A menina de patins

A vida não anda nada fácil, é o que dizem. Eu concordo. Acho que o fim de ano traz uma infinidade de sentimentos ruins, talvez até mais que sentimentos bons. É arrependimento pelas coisas que fez, pelas que não fez, medo de fazer de novo ano que vem, medo de não ter a chance de fazer. Tudo isso e ainda por cima é segunda-feira.

Por isso resolvi dar uma pausa. Não importa como andam as coisas lá fora é sempre bom às vezes dar uma pausa. Então resolvi contar uma história que me aconteceu há muito tempo. Uma lembrança que guardo com carinho de uma das épocas mais felizes que tive.

Eu havia mudado a pouco para um bairro simples e tinha poucos amigos. Meus pais abriram um pequeno negócio para pagar as contas. Um bar, que alguns anos mais tarde veio a falir. Eu estava na primeira série e a escola era agradável. Ninguém me incomodava ou zombava de mim, situação diferente da que alguns anos mais tarde teria de enfrentar.

Mesmo assim fora da escola eu não me enturmava muito com os meninos da rua. Era tímido e muito covarde. Meninos daquela idade queriam aventuras e eu tinha medo de quase tudo. Foi quando a conheci. Não lembro seu nome, mas lembro do cabelo crespo sempre desarrumado. Morava a alguns metros da casa dela e foi por acidente que fui parar lá.

Ela estava andando de patins na calçada e isso chamou-me a atenção. Nunca havia andando naquilo. Ela então ofereceu para mim tentar. Relutei um pouco mas ela estendeu os braços e disse que iria me segurar. Senti-me seguro com ela. Na verdade sentia-me tão seguro que resolvi tentar. Para minha alegria na primeira tentativa o chão foi o meu destino. Confesso que doeu. Porém antes que as lágrimas escorressem pelo meu rosto ouvi uma doce risada e em seguida uma mãe estendeu-se a mim. Aquilo foi o suficiente para voltar a ficar de pé.

Depois de algumas tentativas eu estava andando. Meio desengonçado mas andando. Foi o dia mais feliz da minha vida. Pelo menos até aquele momento.

Os dias se passaram e eu pedi para meu pai comprar-me um patins também. E assim meus dias seguiam em frente. Nós descíamos a ladeira do bairro todos os dias. Assim de patins. Juntos. Sinceramente não sei como não casei com ela. Éramos perfeitos. Juntos.

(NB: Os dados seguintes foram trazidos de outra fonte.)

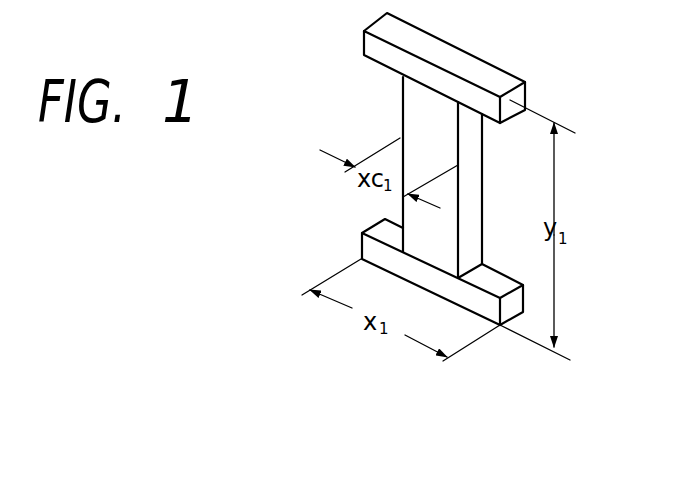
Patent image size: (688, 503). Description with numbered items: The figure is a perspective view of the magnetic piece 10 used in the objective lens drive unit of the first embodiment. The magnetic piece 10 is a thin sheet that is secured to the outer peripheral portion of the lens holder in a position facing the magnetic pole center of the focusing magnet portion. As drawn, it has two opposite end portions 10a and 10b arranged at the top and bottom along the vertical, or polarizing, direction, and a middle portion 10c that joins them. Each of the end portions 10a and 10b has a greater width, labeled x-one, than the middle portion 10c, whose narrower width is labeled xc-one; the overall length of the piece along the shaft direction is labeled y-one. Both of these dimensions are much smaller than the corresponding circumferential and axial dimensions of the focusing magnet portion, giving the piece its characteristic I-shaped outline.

The magnetic piece 10 is at (307, 136).
The end portion 10a is at (375, 53).
The end portion 10b is at (370, 250).
The middle portion 10c is at (410, 104).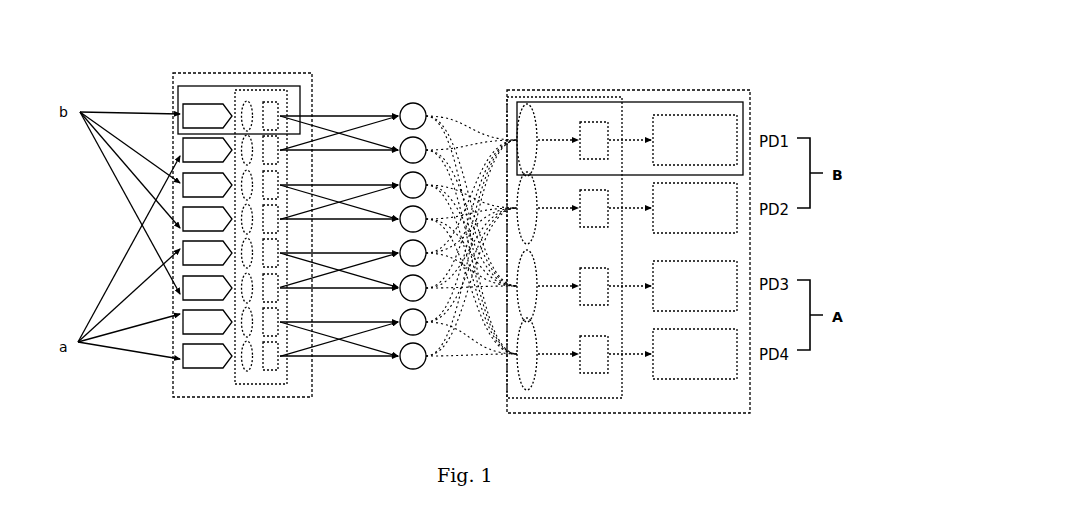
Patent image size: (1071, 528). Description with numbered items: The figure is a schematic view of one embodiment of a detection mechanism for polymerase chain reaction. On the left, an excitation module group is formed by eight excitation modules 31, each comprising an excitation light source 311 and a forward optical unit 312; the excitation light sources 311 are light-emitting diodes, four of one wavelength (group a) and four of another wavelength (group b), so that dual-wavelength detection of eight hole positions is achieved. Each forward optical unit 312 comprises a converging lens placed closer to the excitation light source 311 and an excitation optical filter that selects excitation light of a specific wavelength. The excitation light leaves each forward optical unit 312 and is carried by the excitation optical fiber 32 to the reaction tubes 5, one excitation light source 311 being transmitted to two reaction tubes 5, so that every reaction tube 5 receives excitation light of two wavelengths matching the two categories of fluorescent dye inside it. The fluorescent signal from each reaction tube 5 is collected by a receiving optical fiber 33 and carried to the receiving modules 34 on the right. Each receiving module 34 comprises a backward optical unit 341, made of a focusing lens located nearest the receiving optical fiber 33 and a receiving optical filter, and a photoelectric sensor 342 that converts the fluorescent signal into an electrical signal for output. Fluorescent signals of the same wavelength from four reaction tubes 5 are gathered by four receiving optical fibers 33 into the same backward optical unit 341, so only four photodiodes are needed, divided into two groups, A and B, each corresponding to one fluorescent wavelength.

The excitation module 31 is at (183, 87).
The excitation light source 311 is at (200, 100).
The forward optical unit 312 is at (261, 90).
The excitation optical fiber 32 is at (348, 112).
The reaction tube 5 is at (415, 104).
The receiving optical fiber 33 is at (472, 123).
The receiving module 34 is at (747, 95).
The backward optical unit 341 is at (567, 98).
The photoelectric sensor 342 is at (697, 115).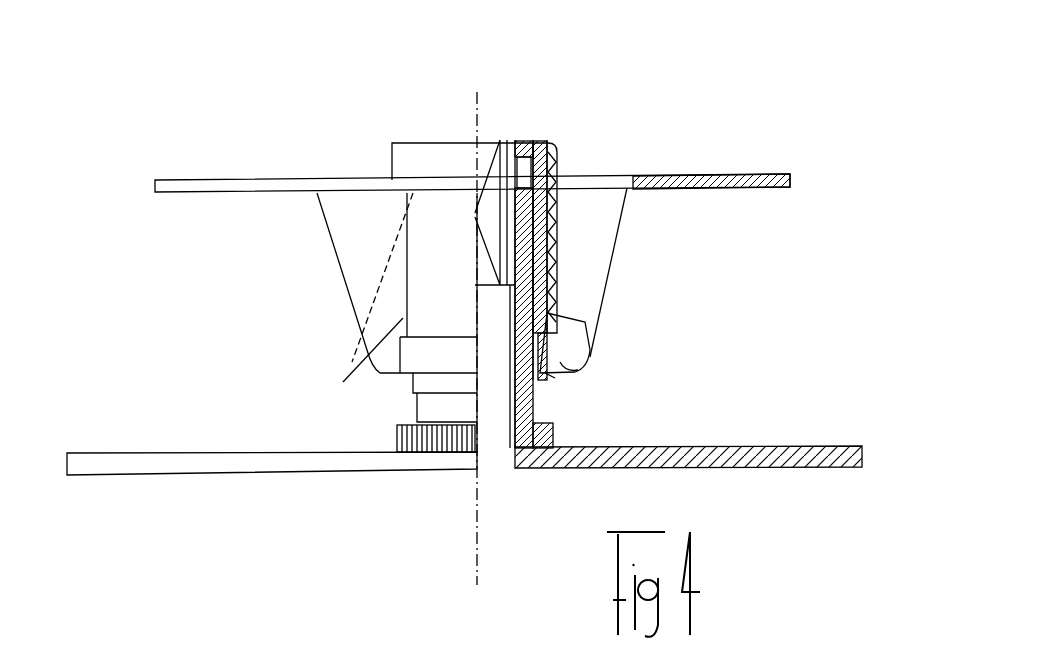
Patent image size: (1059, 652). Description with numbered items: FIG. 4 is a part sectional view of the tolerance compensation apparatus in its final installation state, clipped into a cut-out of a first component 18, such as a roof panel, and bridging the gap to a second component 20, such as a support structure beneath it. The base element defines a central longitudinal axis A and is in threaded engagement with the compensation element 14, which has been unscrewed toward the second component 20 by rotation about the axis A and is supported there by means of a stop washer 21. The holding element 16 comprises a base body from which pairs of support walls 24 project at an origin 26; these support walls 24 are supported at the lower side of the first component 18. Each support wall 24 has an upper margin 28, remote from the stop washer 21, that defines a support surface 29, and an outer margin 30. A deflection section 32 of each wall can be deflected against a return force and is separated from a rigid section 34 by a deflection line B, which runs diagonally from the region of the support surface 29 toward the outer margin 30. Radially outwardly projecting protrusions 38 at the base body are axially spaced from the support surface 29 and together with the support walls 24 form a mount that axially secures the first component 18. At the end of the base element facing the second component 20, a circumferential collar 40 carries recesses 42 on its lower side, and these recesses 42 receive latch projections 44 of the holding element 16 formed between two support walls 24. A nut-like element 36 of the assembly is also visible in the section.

The compensation element 14 is at (408, 406).
The holding element 16 is at (298, 210).
The first component 18 is at (705, 170).
The second component 20 is at (748, 447).
The stop washer 21 is at (397, 436).
The support walls 24 is at (600, 240).
The origin 26 is at (362, 372).
The upper margin 28 is at (368, 193).
The support surface 29 is at (360, 193).
The outer margin 30 is at (335, 273).
The deflection section 32 is at (350, 202).
The rigid section 34 is at (378, 326).
The nut 36 is at (620, 176).
The protrusions 38 is at (399, 158).
The collar 40 is at (560, 350).
The recesses 42 is at (550, 376).
The latch projections 44 is at (560, 368).
The central longitudinal axis A is at (478, 102).
The deflection line B is at (380, 312).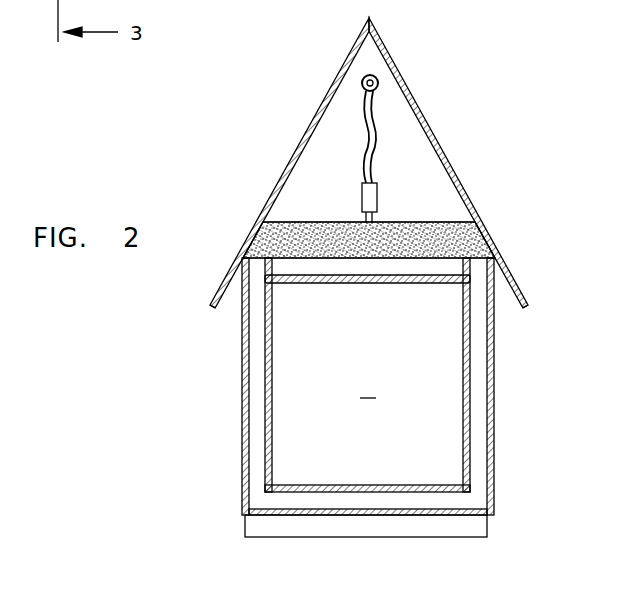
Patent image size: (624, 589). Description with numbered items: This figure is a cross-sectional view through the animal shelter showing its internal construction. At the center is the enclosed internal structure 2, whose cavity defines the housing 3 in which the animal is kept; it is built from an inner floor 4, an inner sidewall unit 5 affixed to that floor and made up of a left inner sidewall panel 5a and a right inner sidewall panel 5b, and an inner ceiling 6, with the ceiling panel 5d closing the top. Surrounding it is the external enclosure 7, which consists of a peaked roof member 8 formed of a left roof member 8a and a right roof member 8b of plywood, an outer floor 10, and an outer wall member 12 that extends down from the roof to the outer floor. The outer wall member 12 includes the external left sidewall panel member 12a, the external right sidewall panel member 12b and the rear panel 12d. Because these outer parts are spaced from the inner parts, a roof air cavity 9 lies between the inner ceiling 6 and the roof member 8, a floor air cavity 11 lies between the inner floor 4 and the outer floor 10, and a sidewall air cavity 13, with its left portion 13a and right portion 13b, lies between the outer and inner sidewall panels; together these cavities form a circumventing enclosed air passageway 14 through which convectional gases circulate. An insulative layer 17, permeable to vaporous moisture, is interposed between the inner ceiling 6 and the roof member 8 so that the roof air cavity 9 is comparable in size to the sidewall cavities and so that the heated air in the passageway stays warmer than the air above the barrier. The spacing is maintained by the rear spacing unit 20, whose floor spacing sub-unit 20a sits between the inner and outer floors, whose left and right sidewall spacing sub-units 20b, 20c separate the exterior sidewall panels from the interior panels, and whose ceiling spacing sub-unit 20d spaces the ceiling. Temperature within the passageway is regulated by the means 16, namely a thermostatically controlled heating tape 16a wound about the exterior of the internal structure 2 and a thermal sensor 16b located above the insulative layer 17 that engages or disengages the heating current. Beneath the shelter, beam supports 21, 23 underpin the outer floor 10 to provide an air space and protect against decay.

Mas a felicidade atrai pessoas infelizes que só querem uma oportunidade para te tirar desse lugar mágico onde você está. Logo alguns meninos que nunca haviam se importado comigo chamaram-me para andar de bicicleta. Queriam que andasse com os meninos. Queriam que eu fosse da turma. Um dia meu irmão mais velho viu aquilo e concordou com eles. Eu tinha de ser normal e brincar com os garotos.

Eu nunca vou esquecer do fatídico dia em que ela veio até mim de patins e eu em cima de minha bicicleta verde recusei com o coração na mão. Ela então virou-se e foi embora. Dali e da minha vida. Nunca mais brincamos juntos.

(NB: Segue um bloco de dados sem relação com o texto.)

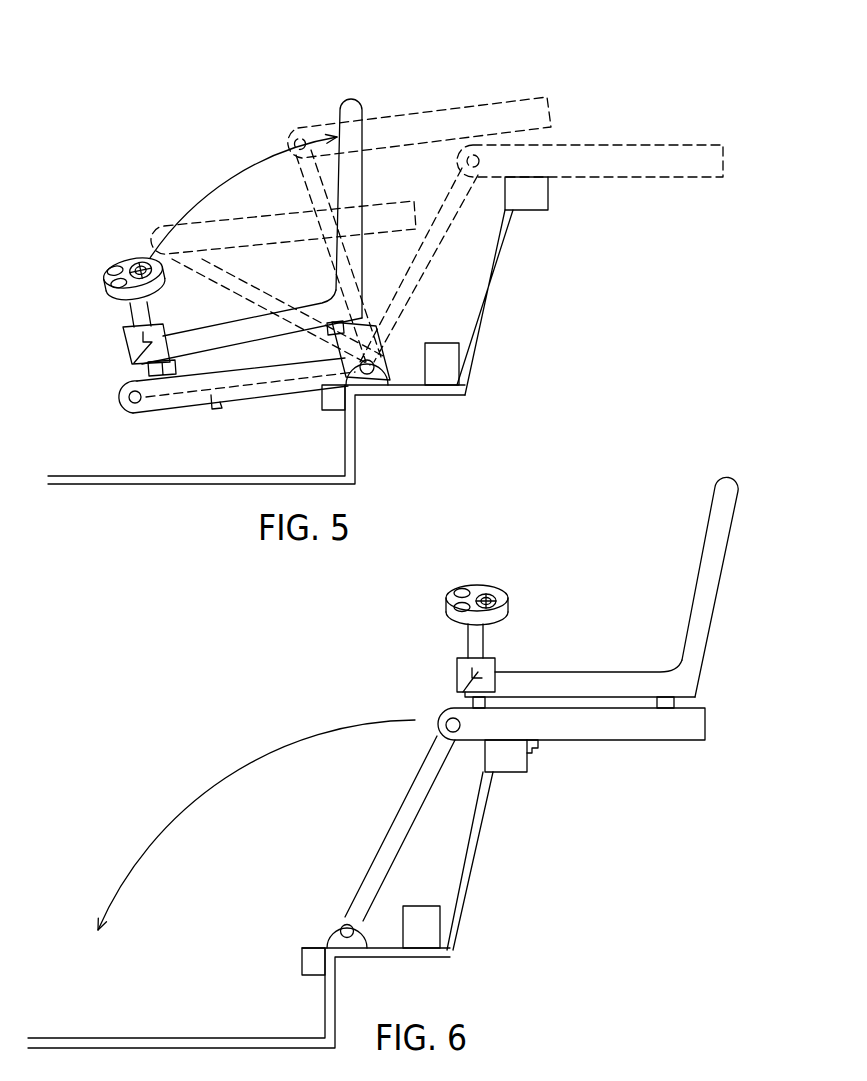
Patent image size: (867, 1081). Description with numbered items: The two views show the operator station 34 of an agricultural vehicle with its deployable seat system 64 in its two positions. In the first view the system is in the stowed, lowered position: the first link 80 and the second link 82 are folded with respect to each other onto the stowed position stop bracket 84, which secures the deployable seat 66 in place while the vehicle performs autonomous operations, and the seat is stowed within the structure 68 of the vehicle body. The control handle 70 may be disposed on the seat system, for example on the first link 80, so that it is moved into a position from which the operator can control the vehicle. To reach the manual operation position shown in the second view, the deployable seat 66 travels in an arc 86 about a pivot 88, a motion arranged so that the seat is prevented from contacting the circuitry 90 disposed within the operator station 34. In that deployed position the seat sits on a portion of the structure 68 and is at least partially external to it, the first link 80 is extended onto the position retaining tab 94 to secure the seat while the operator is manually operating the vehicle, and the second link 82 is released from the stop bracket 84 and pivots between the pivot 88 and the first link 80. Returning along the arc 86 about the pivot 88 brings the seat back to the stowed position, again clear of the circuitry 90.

In FIG. 5, the operator station 34 is at (212, 116).
In FIG. 6, the operator station 34 is at (607, 570).
In FIG. 5, the deployable seat system 64 is at (86, 353).
In FIG. 6, the deployable seat system 64 is at (221, 713).
In FIG. 5, the deployable seat 66 is at (363, 109).
In FIG. 6, the deployable seat 66 is at (698, 578).
In FIG. 5, the structure 68 is at (533, 233).
In FIG. 6, the structure 68 is at (511, 796).
In FIG. 5, the control handle 70 is at (112, 263).
In FIG. 5, the first link 80 is at (380, 342).
In FIG. 6, the first link 80 is at (690, 725).
In FIG. 5, the second link 82 is at (232, 373).
In FIG. 6, the second link 82 is at (392, 822).
In FIG. 5, the stowed position stop bracket 84 is at (336, 395).
In FIG. 6, the stowed position stop bracket 84 is at (315, 960).
In FIG. 5, the arc 86 is at (228, 181).
In FIG. 6, the arc 86 is at (228, 773).
In FIG. 5, the pivot 88 is at (370, 374).
In FIG. 5, the circuitry 90 is at (448, 362).
In FIG. 6, the circuitry 90 is at (425, 935).
In FIG. 6, the position retaining tab 94 is at (540, 752).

Pouco tempo depois tivemos de nos mudar pois o bar iria fechar. Assim se encerrou minha triste e curta história. Acho que toda vez que eu olho pro passado lembro-me da garota e seu patins. Eu ainda volto lá às vezes. Não fisicamente, mas ainda volto lá. Para lembrar me que não posso deixar de lado minha felicidade para agradar quem quer que seja. Serei eu o que for, mas nunca deixarei de andar de patins com a menina. Nunca mais.